Guardé mi ametralladora. Varios habían logrado escaparse y en verdad no me
importaba. Hubo uno que otro astuto que
se puso su calcetín blanco en la mano para disimular ser de los nuestros. ¿De
qué color habrán sido mis calcetines en ese instante? La bota estaba muy
apretada como para averiguarlo. Bajé y
el General me había pedido que tomara cuidado de unos presos.

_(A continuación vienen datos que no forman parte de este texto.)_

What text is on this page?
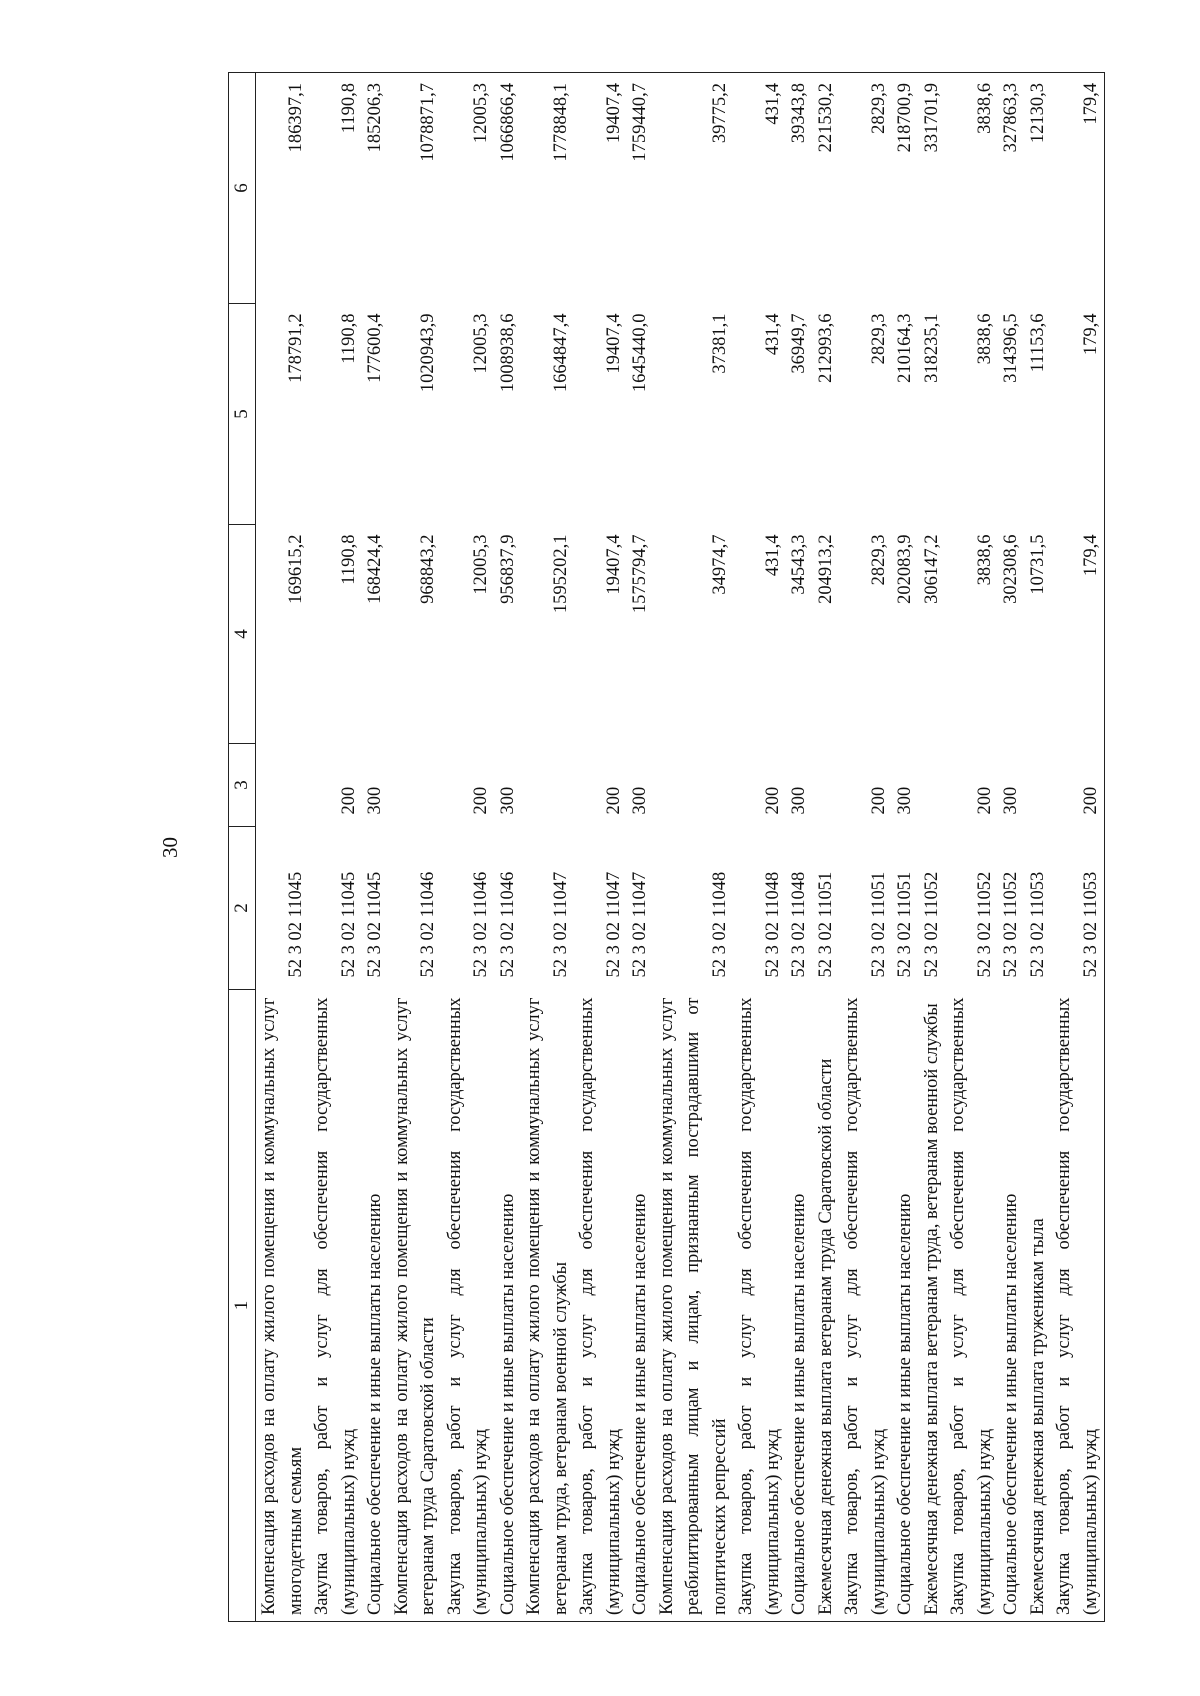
30
1	2	3	4	5	6
Компенсация расходов на оплату жилого помещения и коммунальных услуг многодетным семьям	52 3 02 11045		169615,2	178791,2	186397,1
Закупка товаров, работ и услуг для обеспечения государственных (муниципальных) нужд	52 3 02 11045	200	1190,8	1190,8	1190,8
Социальное обеспечение и иные выплаты населению	52 3 02 11045	300	168424,4	177600,4	185206,3
Компенсация расходов на оплату жилого помещения и коммунальных услуг ветеранам труда Саратовской области	52 3 02 11046		968843,2	1020943,9	1078871,7
Закупка товаров, работ и услуг для обеспечения государственных (муниципальных) нужд	52 3 02 11046	200	12005,3	12005,3	12005,3
Социальное обеспечение и иные выплаты населению	52 3 02 11046	300	956837,9	1008938,6	1066866,4
Компенсация расходов на оплату жилого помещения и коммунальных услуг ветеранам труда, ветеранам военной службы	52 3 02 11047		1595202,1	1664847,4	1778848,1
Закупка товаров, работ и услуг для обеспечения государственных (муниципальных) нужд	52 3 02 11047	200	19407,4	19407,4	19407,4
Социальное обеспечение и иные выплаты населению	52 3 02 11047	300	1575794,7	1645440,0	1759440,7
Компенсация расходов на оплату жилого помещения и коммунальных услуг реабилитированным лицам и лицам, признанным пострадавшими от политических репрессий	52 3 02 11048		34974,7	37381,1	39775,2
Закупка товаров, работ и услуг для обеспечения государственных (муниципальных) нужд	52 3 02 11048	200	431,4	431,4	431,4
Социальное обеспечение и иные выплаты населению	52 3 02 11048	300	34543,3	36949,7	39343,8
Ежемесячная денежная выплата ветеранам труда Саратовской области	52 3 02 11051		204913,2	212993,6	221530,2
Закупка товаров, работ и услуг для обеспечения государственных (муниципальных) нужд	52 3 02 11051	200	2829,3	2829,3	2829,3
Социальное обеспечение и иные выплаты населению	52 3 02 11051	300	202083,9	210164,3	218700,9
Ежемесячная денежная выплата ветеранам труда, ветеранам военной службы	52 3 02 11052		306147,2	318235,1	331701,9
Закупка товаров, работ и услуг для обеспечения государственных (муниципальных) нужд	52 3 02 11052	200	3838,6	3838,6	3838,6
Социальное обеспечение и иные выплаты населению	52 3 02 11052	300	302308,6	314396,5	327863,3
Ежемесячная денежная выплата труженикам тыла	52 3 02 11053		10731,5	11153,6	12130,3
Закупка товаров, работ и услуг для обеспечения государственных (муниципальных) нужд	52 3 02 11053	200	179,4	179,4	179,4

Eran dos
enfermeras de la UNAM, no sabría si decir las mismas de hace rato, en aquel
momento todas las caras eran el mismo blanco para mí. Les pregunte qué países veían
más fuertes estas olimpiadas pero todas se rehusaron a hablar. Silencio
femenino, qué cosa tan maravillosa. Al rato se las llevaron y yo me había
estado aguantando las ganas de orinar todo ese rato. Fui a los baños del
edificio pero todos tenían dentro a custodiados. Tuve que orinar en un excusado
que tenía a un reportero esposado al lavamanos.
Admito que aquella tarde no asesiné a nadie. Pero les hice pasar algo peor que
la muerte: vivir el legado que nosotros los poderosos dejamos. Anocheció y me sentía muy cansado. Por suerte yo no fui
de los que tuvieron que limpiar. Hasta entonces me di cuenta del dolor que tenía
en la mano. Pinche Herrera. Me curaron antes que la bola de sangrados que me
miraban con despecho y temor. Los saludé sosteniendo el guante entre mis dedos.
Ya no era tan blanco.
La pregunta intrigante es: ¿Cómo le haces para dormir después de lo ocurrido? Después
de haber sido participe en la represión que unos dirán más inhumana del México
contemporáneo. Después de haberles fallado como protección. Bueno, amigos míos,
la respuesta es fácil: Imaginando que tienes una bella y velluda francesa en
tus brazos, escuchando fascinada tus anécdotas. Como si fueses una simple
historia que contar, la máquina del maquinista.